Each mission consists of four parts (except for Mission 4, in which parts 1 and 2 are combined for continuity). A Skyfall, which has you up in the air falling towards a city, a Cyber City, which (obviously) sees you falling through a tunnelized (is that a word?) sky city, a Gateway that has plasma walls and other obstacles to avoid, and the dreaded Endzones. The Endzones consist of thermal currents of differing intensities which you must navigate in order to make it to the landing pad at the end. These can get brutally hard as you have very little oxygen, and have to be *very* careful with your health and shields in order to make it to the end successfully. The kicker is that you don't get a level password until the end of the EndZone, so if you bite the big one here, you'll have to start over at the SkyFall. A mid-level password on an Easy or even the Normal difficulties would have served to make this game more player-friendly.

ff6.jpg - 80159 Bytes This game has some killer FMV. The first of its kind on NUON, the mid-game DVD-resolution FMV sets the missions up nicely, while the lengthy opening sequence sets up the storyline for the game. The in-game graphics could be better, some anti-aliasing or filtering would do the slightly-jaggy graphics nicely (apparently this shouldn't be a problem in future games, due to an updated SDK), but overall things look decent. There's plenty of color but some of the missions just seem sparce - some more landscape and atmosphere would have been nice. The characters design is pretty good (I like the one guy with the huge lightning gun the best), and the missions are definitely very ingenious and nicely diversified. I won't give anything away, but there's no lack of new and interesting things to do on each level.

ff8.jpg - 80159 Bytes Some excellent techno-rave tunes thump along as you plummet through the skies and fit the game perfectly. We're talking near-T3K goodness here, I caught myself tapping my toes along once or twice (when the action wasn't too intense) which is a rarity for most video game music. Lightning crashes, baddies yell "Yahoo!" and buzzers and alarms go off, all very fittingly, to accompany the action. Some of the samples are semi-cheesy but for the most part they're well-done.

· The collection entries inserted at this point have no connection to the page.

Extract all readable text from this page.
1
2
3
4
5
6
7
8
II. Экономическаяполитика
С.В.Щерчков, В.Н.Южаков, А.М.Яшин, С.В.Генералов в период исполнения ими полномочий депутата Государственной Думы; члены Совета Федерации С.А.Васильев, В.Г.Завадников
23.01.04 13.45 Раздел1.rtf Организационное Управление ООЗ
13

It's a rare occasion to have a completely original game concept these days. FreeFall is not an updated classic, it's not a FPS, RTS or RPG. It's straight-up action that is unrelenting. An amazingly fun game despite the fact that most will be turned off by it's difficult play. But, those that stick with it will find a rewarding and satisfying experience that, when conquered, will remind you why you play video games.

Graphics - 6.5

    Cool characters, quality FMV and colorful surroundings, but lacks that extra polish.

Sound/Music 9

    Rocking techno that suits this game perfectly.

Control 7.5

    Difficult to learn, but once you get the hang of it you'll feel like you can do anything.

Fun Factor 8

    An Easy setting would make the game accessible to all, but is great for the Hardcore as it stands.